Defending against Reconstruction Attacks through Differentially Private Federated Learning for Classification of Heterogeneous Chest X-ray Data. Ziegler, Joceline; Pfitzner, Bjarne; Schulz, Heinrich; Saalbach, Axel; Arnrich, Bert in Sensors, (F. Marulli; L. Verde, reds.) (2022). 22(14)
Privacy regulations and the physical distribution of heterogeneous data are often primary concerns for the development of deep learning models in a medical context. This paper evaluates the feasibility of differentially private federated learning for chest X-ray classification as a defense against data privacy attacks. To the best of our knowledge, we are the first to directly compare the impact of differentially private training on two different neural network architectures, DenseNet121 and ResNet50. Extending the federated learning environments previously analyzed in terms of privacy, we simulated a heterogeneous and imbalanced federated setting by distributing images from the public CheXpert and Mendeley chest X-ray datasets unevenly among 36 clients. Both non-private baseline models achieved an area under the receiver operating characteristic curve (AUC) of 0.94 on the binary classification task of detecting the presence of a medical finding. We demonstrate that both model architectures are vulnerable to privacy violation by applying image reconstruction attacks to local model updates from individual clients. The attack was particularly successful during later training stages. To mitigate the risk of a privacy breach, we integrated Rényi differential privacy with a Gaussian noise mechanism into local model training. We evaluate model performance and attack vulnerability for privacy budgets ε∈1,3,6,10. The DenseNet121 achieved the best utility-privacy trade-off with an AUC of 0.94 for ε=6. Model performance deteriorated slightly for individual clients compared to the non-private baseline. The ResNet50 only reached an AUC of 0.76 in the same privacy setting. Its performance was inferior to that of the DenseNet121 for all considered privacy constraints, suggesting that the DenseNet121 architecture is more robust to differentially private training.

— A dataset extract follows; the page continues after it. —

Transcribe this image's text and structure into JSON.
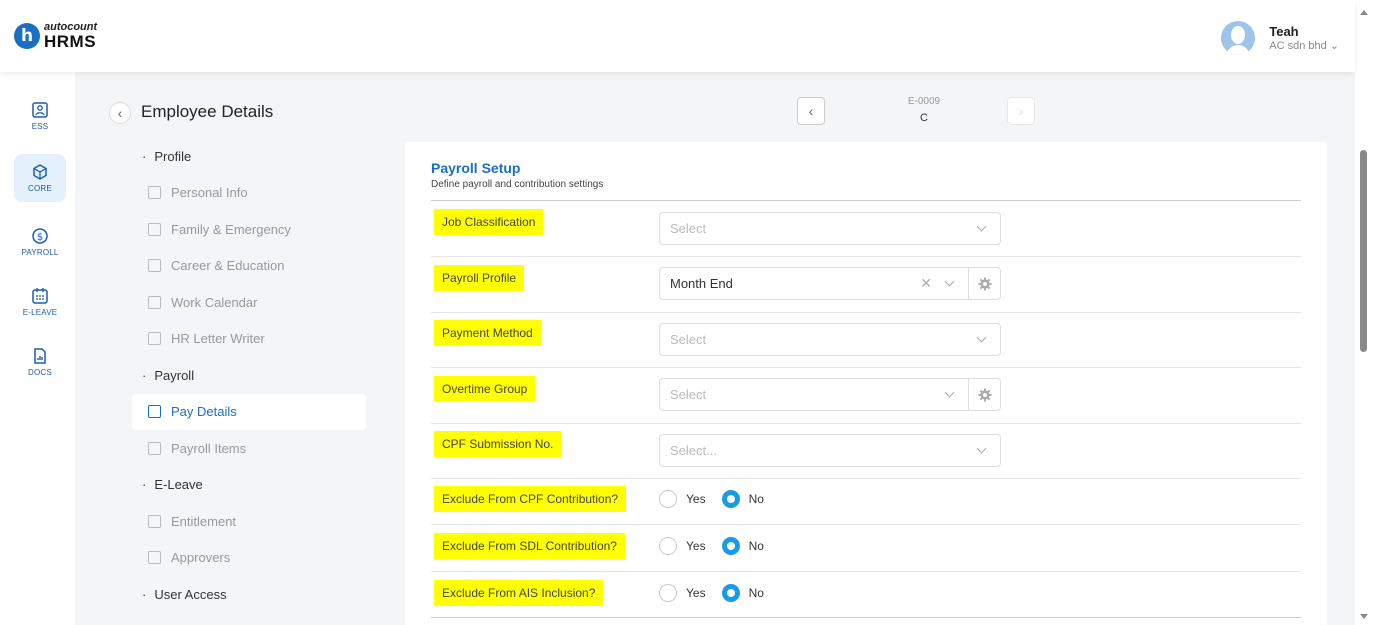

DPD-fVAE: Synthetic Data Generation Using Federated Variational Autoencoders With Differentially-Private Decoder Pfitzner, Bjarne; Arnrich, Bert (2022).

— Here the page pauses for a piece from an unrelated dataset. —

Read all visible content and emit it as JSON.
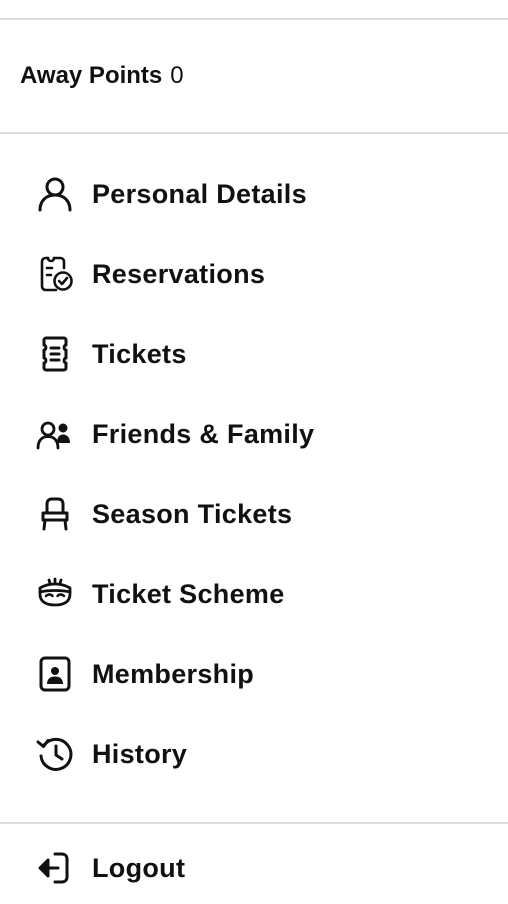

Federated learning (FL) is getting increased attention for processing sensitive, distributed datasets common to domains such as healthcare. Instead of directly training classification models on these datasets, recent works have considered training data generators capable of synthesising a new dataset which is not protected by any privacy restrictions. Thus, the synthetic data can be made available to anyone, which enables further evaluation of machine learning architectures and research questions off-site. As an additional layer of privacy-preservation, differential privacy can be introduced into the training process. We propose DPD-fVAE, a federated Variational Autoencoder with Differentially-Private Decoder, to synthesise a new, labelled dataset for subsequent machine learning tasks. By synchronising only the decoder component with FL, we can reduce the privacy cost per epoch and thus enable better data generators. In our evaluation on MNIST, Fashion-MNIST and CelebA, we show the benefits of DPD-fVAE and report competitive performance to related work in terms of Fréchet Inception Distance and accuracy of classifiers trained on the synthesised dataset.